United Nations, Sep 1 (IANS): UN inspectors have conducted "a wide range of fact-finding activities" at the site of an alleged chemical attack outside the Syrian capital city of Damascus, a UN official said.
The UN inspectors have taken the samples to The Hague and these will be moved to two laboratories in Europe, Xinhua cited UN spokesman Martin Nesirky as saying Saturday.
UN High Representative for Disarmament Affairs Angela Kane was sent to Syria to negotiate a UN probe into the alleged Aug 21 chemical attack and she met UN Secretary-General Ban Ki-moon thereafter.
Nesirky, however, added that there could be no report on whether banned poison gas had been used until laboratory tests are completed.

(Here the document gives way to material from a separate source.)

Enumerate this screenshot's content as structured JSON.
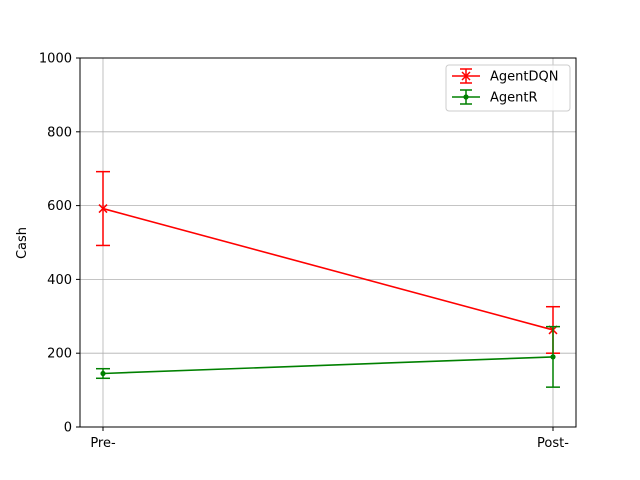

The spokesman vowed that the UN inspectors will conduct "impartial and credible" assessments on whether chemical weapons were used in the Syrian conflict, which has been going on for 29 months.
Kane assured Ban that "whatever can be done to speed up the process (of analysing evidence gathered in Syria) is being done" now that the UN chemical weapons team has returned to the Netherlands, he said.

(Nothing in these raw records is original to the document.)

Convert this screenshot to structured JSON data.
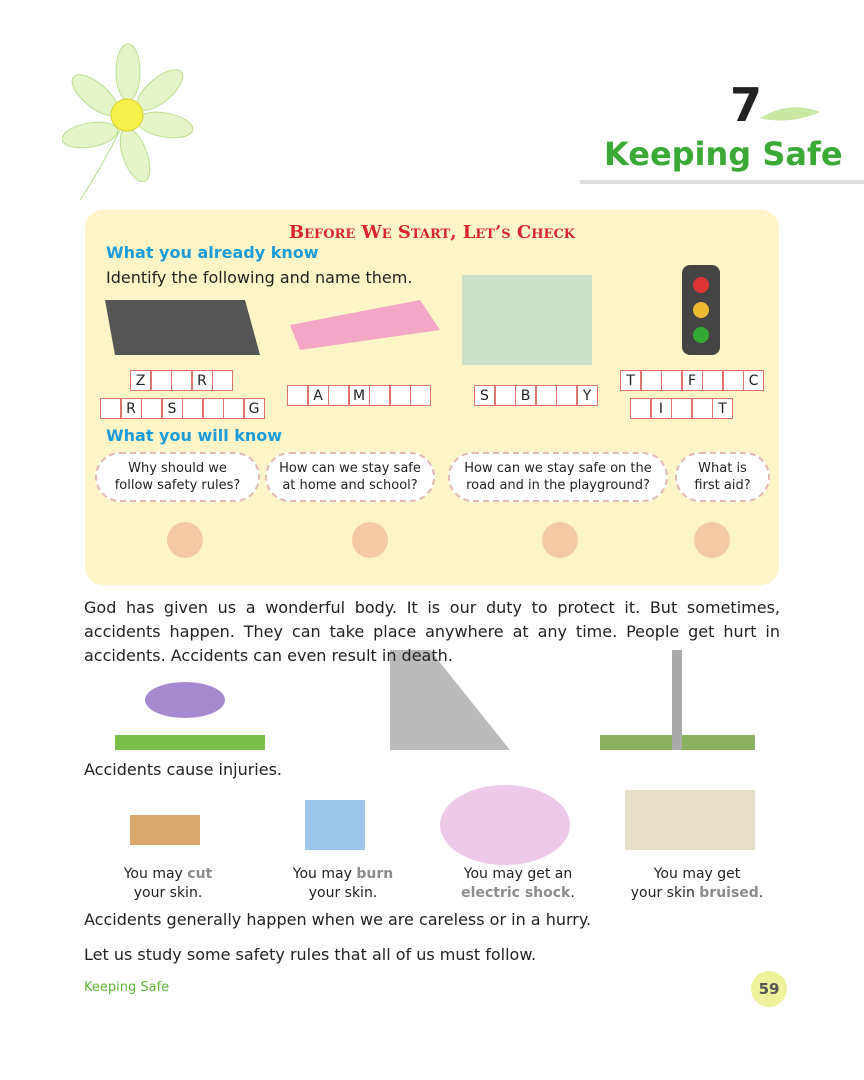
{
  "chapter": {
    "number": "7",
    "title": "Keeping Safe"
  },
  "check": {
    "heading": "Before We Start, Let’s Check",
    "already_know": "What you already know",
    "instruction": "Identify the following and name them.",
    "grids": [
      {
        "rows": [
          [
            "Z",
            null,
            null,
            "R",
            null
          ],
          [
            null,
            "R",
            null,
            "S",
            null,
            null,
            null,
            "G"
          ]
        ]
      },
      {
        "rows": [
          [
            null,
            "A",
            null,
            "M",
            null,
            null,
            null
          ]
        ]
      },
      {
        "rows": [
          [
            "S",
            null,
            "B",
            null,
            null,
            "Y"
          ]
        ]
      },
      {
        "rows": [
          [
            "T",
            null,
            null,
            "F",
            null,
            null,
            "C"
          ],
          [
            null,
            "I",
            null,
            null,
            "T"
          ]
        ]
      }
    ],
    "will_know": "What you will know",
    "questions": [
      "Why should we follow safety rules?",
      "How can we stay safe at home and school?",
      "How can we stay safe on the road and in the playground?",
      "What is first aid?"
    ]
  },
  "intro": "God has given us a wonderful body. It is our duty to protect it. But sometimes, accidents happen. They can take place anywhere at any time. People get hurt in accidents. Accidents can even result in death.",
  "injuries": "Accidents cause injuries.",
  "captions": [
    [
      "You may",
      "cut",
      "your skin."
    ],
    [
      "You may",
      "burn",
      "your skin."
    ],
    [
      "You may get an",
      "electric shock",
      "."
    ],
    [
      "You may get",
      "your skin",
      "bruised",
      "."
    ]
  ],
  "careless": "Accidents generally happen when we are careless or in a hurry.",
  "rules": "Let us study some safety rules that all of us must follow.",
  "footer": {
    "label": "Keeping Safe",
    "page": "59"
  }
}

When the UN experts complete their samples study, the UN chief would share the information with UN member states and the Security Council, he said.
However, he refused to give a timeline about the process of samples assessment.
Ban, who cut short his European tour to be briefed on the UN investigations, also talked Saturday over the phone with Ake Sellstrom, the Swedish head of the UN group of about 10 inspectors, shortly after they arrived in the Netherlands, said the spokesman.